Bile does not affect the absorption of this product.
At steady state, the area under the drug time curve (AUC) has a good correlation with the whole blood valley concentration. Therefore monitoring whole blood trough concentrations is a good predictor of systemic exposure.
Distribution and elimination of male subjects was biphasic after intravenous infusion of tacrolimus. In the systemic circulation, tacrolimus is highly bound to red blood cells. The whole blood / plasma concentration distribution ratio is approximately 20: 1. In plasma, tacrolimus is highly bound to plasma proteins (> 98.8%), mainly to serum albumin and -1-acid glycoprotein.
Tacrolimus is widely distributed in the body. Calculated based on the plasma concentration, the steady-state volume of tacrolimus distribution was approximately 1300 L (healthy subjects). Calculated by whole blood concentration, it is 47.6L.
Tacrolimus is a low clearance drug. Estimated by whole blood concentration, the average total body clearance (TBC) of healthy subjects was 2.25 L / h. In adult liver, kidney, and heart transplant patients, the average total body elimination rates were 4.1 L / h, 6.7 L / h, and 3.9 L / h, respectively. The total elimination rate of children with liver transplantation is about twice that of adults with liver transplantation. Increased free tacrolimus due to low hematocrit and low protein levels, or increased hormone-induced metabolism, are all reasons for higher clearance of tacrolimus after transplantation.
Tacrolimus has a long half-life and large individual differences. The average half-life of whole blood in healthy subjects is about 43 hours. The average half-life of adult and pediatric liver transplant patients was 11.7 hours and 12.4 hours, respectively, and that of adult kidney transplant patients was 15.6 hours. The shorter half-life observed in transplant patients is due to increased clearance.
Metabolism and biotransformation Tacrolimus is generally metabolized in the liver, and the main metabolic enzyme is P450-3A4. Tacrolimus is also metabolized in the intestinal wall. There are several identified metabolites of tacrolimus, only one of which has shown similar immunosuppressive activity in vitro to tacrolimus. Other metabolites have little or no immunosuppressive activity. Only one inactive metabolite is present at low concentrations in the systemic circulation. Therefore, metabolites have no effect on the pharmacological activity of tacrolimus.
Most of the radioactivity was excreted in the feces after intravenous and oral administration of 14C-labeled tacrolimus. About 2% of the radioactivity is excreted in the urine. Less than 1% of the tacrolimus prototype is detected in urine and feces, suggesting that tacrolimus is almost completely metabolized before elimination: bile is the main elimination route.
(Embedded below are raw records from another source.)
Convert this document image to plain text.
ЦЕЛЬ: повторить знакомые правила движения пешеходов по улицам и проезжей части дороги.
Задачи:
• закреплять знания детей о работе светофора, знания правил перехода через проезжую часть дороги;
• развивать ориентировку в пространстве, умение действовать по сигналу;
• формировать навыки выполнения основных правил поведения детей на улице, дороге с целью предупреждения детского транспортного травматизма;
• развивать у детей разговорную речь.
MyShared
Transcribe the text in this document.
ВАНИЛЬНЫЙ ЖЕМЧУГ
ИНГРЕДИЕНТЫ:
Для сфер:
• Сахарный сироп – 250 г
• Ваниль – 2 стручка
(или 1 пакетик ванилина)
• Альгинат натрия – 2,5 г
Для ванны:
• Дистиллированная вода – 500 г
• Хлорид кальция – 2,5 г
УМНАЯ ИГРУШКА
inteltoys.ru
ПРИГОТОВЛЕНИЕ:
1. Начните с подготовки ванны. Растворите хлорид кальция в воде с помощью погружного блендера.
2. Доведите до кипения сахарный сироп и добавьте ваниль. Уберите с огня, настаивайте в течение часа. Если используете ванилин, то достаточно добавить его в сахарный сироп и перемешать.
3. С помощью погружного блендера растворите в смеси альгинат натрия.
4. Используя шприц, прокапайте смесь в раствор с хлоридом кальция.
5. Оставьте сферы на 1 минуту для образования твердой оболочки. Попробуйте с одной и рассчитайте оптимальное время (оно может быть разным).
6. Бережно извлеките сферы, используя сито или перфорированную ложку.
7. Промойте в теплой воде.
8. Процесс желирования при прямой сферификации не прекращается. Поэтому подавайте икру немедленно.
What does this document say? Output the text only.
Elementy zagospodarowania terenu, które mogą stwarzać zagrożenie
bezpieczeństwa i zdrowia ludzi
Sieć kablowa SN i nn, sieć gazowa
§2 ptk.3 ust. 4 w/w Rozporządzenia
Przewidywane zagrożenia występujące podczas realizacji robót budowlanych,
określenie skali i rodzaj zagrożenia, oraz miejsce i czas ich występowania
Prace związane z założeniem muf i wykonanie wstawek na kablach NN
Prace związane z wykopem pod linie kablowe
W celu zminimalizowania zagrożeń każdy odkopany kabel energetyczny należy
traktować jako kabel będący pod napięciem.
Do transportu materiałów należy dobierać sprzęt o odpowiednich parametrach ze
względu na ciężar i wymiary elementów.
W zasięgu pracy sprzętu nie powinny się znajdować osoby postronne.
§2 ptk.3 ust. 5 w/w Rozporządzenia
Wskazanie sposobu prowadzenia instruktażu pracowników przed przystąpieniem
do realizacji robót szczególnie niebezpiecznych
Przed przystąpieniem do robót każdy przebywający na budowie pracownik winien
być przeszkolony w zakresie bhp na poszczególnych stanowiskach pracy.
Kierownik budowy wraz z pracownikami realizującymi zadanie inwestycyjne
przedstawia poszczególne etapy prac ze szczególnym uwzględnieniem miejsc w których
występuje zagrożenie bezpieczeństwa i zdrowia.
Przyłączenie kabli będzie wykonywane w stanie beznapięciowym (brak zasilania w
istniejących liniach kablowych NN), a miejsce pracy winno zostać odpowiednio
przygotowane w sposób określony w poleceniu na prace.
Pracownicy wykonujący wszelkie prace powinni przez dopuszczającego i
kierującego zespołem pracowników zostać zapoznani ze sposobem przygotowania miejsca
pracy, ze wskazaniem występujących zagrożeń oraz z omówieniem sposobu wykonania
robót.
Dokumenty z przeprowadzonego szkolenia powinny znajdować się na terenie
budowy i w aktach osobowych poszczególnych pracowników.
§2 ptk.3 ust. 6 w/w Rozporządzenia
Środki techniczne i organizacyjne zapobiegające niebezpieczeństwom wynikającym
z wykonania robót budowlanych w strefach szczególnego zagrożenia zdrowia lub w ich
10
Tacrolimus capsule storage

0.5mg: This product should be kept in complete packaging and stored below 25 . 1mg, 5mg: This product should be kept in complete packaging and stored at room temperature (15-30 ° C).

Tacrolimus capsules

Aluminum-plastic packaging 0.5mg: 50 capsules / box 1mg, 5mg: 50 capsules / box; 100 capsules / box

Tacrolimus capsule expiration date

The complete package is valid for 36 months. After opening the aluminum foil bag, it should be used up within 12 months.